Z deszczu po... kapcia
Cele na ten dzień były ambitne. Miałem wjechać na Altanę, zaliczyć pierwszą setkę w tym roku. Osprzęt naszykowany, zapasy na drogę zabrane, dojechałem do pierwszych świateł i... zaczęła się ulewa. Nie był to opad przelotny, więc przymusowy powrót do domu. Z setki wyszło półtora kilometra, szał.
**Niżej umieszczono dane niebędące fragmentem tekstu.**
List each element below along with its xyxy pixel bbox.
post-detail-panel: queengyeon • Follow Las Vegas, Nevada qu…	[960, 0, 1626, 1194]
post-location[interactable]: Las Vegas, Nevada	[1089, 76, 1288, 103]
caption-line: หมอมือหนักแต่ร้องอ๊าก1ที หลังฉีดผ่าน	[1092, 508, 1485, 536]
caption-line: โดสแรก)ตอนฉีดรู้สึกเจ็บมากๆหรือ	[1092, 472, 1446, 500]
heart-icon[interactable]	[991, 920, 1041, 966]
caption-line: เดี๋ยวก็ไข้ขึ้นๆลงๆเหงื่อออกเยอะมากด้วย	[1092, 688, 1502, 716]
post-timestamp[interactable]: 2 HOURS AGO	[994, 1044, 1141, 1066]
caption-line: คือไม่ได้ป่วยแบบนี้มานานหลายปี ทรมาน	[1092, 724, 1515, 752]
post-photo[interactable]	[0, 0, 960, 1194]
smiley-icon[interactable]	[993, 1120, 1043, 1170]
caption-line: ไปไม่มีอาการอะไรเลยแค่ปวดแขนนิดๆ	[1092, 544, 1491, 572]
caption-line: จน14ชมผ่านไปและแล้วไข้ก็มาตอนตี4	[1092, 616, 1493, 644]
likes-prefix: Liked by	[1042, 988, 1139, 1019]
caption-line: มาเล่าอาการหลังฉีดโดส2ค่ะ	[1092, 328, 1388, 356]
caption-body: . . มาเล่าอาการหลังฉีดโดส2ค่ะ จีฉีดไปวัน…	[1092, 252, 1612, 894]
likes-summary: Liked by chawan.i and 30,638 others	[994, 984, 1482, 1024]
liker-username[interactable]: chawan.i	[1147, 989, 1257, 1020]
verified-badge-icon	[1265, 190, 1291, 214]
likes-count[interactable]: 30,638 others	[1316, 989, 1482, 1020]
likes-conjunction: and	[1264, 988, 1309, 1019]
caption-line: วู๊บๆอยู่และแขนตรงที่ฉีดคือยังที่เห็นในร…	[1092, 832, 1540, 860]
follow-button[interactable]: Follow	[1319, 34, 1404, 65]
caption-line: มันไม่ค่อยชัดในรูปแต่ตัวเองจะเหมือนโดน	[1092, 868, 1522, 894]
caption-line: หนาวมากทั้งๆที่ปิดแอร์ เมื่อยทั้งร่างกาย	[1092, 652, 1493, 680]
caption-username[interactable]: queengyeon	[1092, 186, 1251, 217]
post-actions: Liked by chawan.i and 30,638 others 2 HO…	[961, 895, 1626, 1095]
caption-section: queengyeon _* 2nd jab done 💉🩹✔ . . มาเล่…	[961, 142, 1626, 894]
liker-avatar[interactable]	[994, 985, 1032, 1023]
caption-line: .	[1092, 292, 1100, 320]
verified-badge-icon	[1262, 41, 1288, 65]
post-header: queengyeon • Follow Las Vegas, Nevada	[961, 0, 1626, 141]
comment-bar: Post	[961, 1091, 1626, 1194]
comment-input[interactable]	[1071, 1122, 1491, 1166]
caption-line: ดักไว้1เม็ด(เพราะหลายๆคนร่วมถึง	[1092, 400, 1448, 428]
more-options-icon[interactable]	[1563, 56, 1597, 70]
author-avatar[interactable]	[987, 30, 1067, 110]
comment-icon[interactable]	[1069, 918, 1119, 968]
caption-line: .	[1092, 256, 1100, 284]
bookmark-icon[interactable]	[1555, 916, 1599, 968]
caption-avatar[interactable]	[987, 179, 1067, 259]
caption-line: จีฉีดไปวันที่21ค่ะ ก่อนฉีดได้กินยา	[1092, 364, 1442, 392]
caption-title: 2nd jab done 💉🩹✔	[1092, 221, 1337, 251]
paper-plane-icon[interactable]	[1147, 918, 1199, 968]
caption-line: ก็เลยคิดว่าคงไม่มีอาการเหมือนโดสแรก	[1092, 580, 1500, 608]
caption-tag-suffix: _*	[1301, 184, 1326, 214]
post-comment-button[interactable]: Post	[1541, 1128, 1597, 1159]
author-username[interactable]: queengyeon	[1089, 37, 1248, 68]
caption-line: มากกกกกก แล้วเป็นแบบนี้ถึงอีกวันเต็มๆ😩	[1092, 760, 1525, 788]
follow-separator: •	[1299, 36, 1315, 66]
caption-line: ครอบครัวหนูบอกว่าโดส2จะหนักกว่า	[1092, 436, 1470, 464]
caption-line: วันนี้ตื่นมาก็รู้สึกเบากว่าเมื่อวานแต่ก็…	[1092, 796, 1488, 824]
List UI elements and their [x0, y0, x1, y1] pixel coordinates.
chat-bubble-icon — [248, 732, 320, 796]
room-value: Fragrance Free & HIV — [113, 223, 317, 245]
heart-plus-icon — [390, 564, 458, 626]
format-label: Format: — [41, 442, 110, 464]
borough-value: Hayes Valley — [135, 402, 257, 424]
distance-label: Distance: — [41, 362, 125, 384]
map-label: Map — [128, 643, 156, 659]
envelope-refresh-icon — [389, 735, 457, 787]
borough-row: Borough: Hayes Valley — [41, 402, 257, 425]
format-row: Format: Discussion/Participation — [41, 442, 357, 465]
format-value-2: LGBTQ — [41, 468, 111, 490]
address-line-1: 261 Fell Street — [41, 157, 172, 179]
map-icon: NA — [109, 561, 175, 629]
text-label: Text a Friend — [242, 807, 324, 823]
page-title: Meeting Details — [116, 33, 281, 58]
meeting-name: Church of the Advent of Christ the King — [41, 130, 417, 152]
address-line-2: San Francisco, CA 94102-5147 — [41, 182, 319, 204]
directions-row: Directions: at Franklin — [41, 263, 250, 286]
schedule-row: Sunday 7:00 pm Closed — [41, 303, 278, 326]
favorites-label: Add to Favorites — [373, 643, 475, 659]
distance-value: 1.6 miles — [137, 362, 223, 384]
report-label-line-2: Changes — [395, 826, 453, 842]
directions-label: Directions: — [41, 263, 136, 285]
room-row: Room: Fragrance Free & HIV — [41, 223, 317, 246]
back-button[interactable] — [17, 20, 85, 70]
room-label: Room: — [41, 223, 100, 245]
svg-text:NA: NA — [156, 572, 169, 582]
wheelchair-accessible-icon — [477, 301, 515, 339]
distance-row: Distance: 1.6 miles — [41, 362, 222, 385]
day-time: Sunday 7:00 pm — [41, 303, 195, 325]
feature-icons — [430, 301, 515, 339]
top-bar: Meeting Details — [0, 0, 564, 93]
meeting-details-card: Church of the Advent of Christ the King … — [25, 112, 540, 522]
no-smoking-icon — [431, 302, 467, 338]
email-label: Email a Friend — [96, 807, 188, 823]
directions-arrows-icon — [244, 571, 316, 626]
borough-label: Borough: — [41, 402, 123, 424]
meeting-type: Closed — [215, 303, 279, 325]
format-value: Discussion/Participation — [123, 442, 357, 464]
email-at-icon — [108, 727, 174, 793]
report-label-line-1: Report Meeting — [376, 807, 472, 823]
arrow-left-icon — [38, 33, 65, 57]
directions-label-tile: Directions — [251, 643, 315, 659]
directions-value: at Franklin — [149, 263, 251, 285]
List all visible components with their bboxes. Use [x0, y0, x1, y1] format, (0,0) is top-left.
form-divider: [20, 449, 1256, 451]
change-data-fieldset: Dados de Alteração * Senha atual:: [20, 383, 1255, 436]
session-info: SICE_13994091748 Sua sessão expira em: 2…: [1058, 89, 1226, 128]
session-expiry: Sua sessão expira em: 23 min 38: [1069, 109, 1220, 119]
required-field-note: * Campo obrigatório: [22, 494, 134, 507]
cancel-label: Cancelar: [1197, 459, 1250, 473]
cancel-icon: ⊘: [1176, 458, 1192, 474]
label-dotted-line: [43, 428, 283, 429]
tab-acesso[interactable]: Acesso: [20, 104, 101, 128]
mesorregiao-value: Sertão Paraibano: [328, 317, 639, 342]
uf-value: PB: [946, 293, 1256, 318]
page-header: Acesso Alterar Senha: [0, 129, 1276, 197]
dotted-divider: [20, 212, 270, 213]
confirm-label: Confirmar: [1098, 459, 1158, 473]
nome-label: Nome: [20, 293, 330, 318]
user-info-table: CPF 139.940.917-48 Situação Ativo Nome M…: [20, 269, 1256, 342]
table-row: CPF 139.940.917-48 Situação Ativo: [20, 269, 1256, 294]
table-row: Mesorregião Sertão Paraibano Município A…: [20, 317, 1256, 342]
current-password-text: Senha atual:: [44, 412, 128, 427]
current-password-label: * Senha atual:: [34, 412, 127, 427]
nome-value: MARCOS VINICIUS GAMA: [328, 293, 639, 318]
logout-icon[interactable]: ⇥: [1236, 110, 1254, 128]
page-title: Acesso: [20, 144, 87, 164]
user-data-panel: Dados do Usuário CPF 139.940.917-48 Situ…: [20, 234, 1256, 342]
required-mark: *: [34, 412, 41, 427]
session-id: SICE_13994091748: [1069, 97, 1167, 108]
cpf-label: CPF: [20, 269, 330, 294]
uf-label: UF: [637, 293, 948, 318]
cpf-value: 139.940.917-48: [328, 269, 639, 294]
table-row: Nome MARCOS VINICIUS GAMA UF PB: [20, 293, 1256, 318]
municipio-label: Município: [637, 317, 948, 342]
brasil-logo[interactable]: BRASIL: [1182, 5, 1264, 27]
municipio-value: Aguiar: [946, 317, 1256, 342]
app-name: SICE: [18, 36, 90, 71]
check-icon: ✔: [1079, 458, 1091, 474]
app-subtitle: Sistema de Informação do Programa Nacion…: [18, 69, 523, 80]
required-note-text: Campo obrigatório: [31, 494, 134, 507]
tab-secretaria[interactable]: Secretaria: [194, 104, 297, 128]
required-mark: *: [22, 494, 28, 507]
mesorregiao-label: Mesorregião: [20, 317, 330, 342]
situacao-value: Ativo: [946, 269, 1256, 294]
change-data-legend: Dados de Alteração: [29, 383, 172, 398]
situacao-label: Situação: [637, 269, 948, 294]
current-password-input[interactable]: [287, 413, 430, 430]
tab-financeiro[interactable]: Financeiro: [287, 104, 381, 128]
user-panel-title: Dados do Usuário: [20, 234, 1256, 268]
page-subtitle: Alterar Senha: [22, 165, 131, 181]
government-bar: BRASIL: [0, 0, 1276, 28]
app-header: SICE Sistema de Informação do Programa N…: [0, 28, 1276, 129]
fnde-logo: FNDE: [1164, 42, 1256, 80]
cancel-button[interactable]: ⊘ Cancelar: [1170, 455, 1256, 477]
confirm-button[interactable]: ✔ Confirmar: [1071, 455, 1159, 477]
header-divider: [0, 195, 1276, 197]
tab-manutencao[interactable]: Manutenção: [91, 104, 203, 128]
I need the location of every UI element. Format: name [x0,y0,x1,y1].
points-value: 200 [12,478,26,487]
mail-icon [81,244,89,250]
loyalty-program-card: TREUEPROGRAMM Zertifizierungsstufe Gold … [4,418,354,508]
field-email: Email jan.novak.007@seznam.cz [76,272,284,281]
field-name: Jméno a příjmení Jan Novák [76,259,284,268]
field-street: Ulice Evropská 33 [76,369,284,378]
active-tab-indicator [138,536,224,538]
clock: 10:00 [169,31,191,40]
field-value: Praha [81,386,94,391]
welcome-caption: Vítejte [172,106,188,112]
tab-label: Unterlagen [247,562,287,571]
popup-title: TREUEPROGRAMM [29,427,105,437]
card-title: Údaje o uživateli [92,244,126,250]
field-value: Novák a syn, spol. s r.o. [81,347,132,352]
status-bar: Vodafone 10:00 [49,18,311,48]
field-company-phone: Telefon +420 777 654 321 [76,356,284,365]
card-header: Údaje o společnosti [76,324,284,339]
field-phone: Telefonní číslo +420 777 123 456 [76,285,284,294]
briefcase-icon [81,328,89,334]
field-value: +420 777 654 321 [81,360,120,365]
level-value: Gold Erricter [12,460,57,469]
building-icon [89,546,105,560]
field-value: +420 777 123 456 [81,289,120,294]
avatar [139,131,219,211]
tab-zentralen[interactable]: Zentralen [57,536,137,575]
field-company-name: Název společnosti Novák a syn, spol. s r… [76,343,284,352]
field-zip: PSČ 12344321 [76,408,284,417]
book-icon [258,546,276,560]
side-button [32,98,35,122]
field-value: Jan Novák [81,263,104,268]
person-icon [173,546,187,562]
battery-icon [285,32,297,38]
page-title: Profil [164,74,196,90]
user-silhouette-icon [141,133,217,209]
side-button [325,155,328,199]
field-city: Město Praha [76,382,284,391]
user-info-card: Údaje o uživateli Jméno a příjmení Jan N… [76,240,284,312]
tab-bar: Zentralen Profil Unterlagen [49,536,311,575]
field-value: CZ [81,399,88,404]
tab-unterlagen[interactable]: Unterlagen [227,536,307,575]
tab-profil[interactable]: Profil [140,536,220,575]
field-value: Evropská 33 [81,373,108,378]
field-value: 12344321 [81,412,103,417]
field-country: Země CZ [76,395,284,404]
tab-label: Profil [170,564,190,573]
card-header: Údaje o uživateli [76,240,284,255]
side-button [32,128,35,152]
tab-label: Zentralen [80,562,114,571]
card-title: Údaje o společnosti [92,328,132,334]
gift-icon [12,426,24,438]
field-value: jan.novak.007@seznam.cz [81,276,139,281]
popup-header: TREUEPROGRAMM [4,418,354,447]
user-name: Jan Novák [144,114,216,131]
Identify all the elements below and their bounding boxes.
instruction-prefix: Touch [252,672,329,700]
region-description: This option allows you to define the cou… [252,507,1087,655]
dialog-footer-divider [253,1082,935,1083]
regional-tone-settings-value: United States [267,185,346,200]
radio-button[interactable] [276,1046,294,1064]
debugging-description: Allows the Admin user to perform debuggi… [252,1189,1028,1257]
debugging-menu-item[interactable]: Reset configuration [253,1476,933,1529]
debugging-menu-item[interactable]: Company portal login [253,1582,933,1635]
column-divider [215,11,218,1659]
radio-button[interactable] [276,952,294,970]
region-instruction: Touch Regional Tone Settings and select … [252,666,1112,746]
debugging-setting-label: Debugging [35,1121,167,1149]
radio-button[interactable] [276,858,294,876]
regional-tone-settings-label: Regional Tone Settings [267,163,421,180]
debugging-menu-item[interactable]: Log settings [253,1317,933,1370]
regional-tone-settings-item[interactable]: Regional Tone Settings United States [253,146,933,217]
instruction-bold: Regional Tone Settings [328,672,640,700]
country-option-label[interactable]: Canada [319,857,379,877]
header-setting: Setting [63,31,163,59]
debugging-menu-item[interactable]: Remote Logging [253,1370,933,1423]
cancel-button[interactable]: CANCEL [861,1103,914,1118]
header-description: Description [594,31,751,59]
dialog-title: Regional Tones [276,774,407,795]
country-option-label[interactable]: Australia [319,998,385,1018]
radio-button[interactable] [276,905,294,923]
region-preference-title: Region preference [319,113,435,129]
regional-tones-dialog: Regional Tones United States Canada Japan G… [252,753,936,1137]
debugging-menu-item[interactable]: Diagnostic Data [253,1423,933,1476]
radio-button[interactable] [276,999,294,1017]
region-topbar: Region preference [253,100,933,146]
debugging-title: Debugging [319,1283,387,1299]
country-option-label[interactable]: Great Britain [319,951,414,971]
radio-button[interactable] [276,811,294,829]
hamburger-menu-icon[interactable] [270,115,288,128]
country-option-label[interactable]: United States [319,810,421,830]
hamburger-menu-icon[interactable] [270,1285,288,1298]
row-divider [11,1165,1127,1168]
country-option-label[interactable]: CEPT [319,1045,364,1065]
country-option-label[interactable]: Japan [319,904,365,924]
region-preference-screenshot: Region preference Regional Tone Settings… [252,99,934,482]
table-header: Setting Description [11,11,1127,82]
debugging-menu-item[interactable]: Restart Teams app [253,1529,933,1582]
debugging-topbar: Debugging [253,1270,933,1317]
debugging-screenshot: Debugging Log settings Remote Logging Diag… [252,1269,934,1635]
Poczekałem z jakieś półtora godziny, aż przestało podać i trochę obeschło. Dobra nie ma szans na setkę do zmroku, ale dałoby radę zrobić dużą pętlę przez Domaniów. Minąłem pierwsze światła, drugie, jadę Maratońską i przy stacji paliw coś mi dziwnie tył zaczęło wozić. Spojrzałem - kapeć. Nosz k., jak pech to pech. Choć z dwojga złego niech to się dzieje na przejażdżkach niż w bardziej nieodpowiednich chwilach. Zaparkowałem przy okolicznym słupie i zmieniam tą nieszczęsną dętkę. Jak to się będzie powtarzać to chyba pójdę w system bezdętkowy. Zaszło mi z tą wymianą i tym samym przeszła ochota na większe eskapady. Zredukowałem plan do dobrej 60-tki po wioskach.
Z śmiałych założeń ostatecznie wyszło nic szczególnego, ale i tak czasami bywa.